Shorebirds had been at low numbers, and now another third of their population is gone. Two of Montana’s shorebirds, the piping plover and red knot, are listed under the Endangered Species Act, as are the whooping crane, yellow-billed cuckoo, and least tern. “It is less expensive and more effective to act to avoid future listing than to rely upon the Endangered Species Act as a failsafe,” Panjabi explained.

Some native resident species showed gain, notably the raptors and waterfowl that has been the focus of relatively modest conservation funding for decades. Conservation works! But the relatively modest gains do not come anywhere near offsetting the losses.

“There are so many ways to help save birds,” said coauthor Michael Parr, president of American Bird Conservancy. “Each of us can make a difference with everyday actions that together can save the lives of millions of birds—actions like making windows safer for birds, keeping cats indoors, and protecting habitat.”
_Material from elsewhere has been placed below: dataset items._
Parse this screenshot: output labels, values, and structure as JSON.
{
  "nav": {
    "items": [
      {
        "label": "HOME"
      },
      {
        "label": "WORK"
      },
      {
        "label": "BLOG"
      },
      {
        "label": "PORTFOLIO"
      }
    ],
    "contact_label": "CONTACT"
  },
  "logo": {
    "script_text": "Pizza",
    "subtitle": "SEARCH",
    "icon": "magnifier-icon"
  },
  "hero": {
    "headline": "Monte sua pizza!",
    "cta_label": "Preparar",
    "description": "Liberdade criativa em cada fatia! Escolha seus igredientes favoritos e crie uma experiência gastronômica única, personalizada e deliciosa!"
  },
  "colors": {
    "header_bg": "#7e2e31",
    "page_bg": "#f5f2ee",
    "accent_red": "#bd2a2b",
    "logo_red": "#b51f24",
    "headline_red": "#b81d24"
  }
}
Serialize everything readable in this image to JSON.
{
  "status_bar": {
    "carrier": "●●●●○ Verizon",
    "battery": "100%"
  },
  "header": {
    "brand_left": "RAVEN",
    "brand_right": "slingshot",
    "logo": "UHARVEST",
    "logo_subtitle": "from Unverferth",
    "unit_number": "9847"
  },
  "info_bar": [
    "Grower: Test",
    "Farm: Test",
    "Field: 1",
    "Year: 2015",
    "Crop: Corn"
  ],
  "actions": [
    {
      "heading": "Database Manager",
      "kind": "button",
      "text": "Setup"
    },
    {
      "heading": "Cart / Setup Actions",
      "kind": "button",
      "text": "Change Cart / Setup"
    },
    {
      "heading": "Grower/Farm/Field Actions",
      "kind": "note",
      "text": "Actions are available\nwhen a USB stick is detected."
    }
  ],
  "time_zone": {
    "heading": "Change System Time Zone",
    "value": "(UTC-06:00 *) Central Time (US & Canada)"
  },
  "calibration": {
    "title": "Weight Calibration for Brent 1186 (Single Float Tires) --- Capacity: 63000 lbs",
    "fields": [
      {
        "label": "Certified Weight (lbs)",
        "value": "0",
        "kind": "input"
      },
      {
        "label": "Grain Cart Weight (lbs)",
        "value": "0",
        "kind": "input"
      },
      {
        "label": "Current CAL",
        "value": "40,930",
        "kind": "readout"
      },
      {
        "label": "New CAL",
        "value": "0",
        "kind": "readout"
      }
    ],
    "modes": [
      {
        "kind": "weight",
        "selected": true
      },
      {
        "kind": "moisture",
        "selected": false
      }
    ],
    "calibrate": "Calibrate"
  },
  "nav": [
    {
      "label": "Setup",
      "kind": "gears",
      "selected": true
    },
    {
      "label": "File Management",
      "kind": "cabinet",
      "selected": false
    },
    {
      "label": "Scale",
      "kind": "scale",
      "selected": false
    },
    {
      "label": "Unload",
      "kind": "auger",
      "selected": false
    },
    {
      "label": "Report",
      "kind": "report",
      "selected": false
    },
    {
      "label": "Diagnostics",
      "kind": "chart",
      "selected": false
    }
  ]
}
Let’s support the National Environmental Policy Act, strengthen the Migratory Bird Treaty Act, increase funding for programs to protect bird habitat, and enact the Recovering America’s Wildlife Act. Let’s support measures to address climate change, to reduce harmful emissions, responsibly site clean-energy infrastructure, and replant forests. Let’s protect roadless wildlands with formal wilderness designation. Let’s tell our politicians to protect birds and bird habitat.

If the environment is not healthy for birds, it’s not healthy for us. Let’s help the birds survive and thrive.

—Anne Millbrooke, of Bozeman, is a historian who works in the history of natural history. She is a past president of the Sacajawea Audubon Society and a member of the National Audubon Society.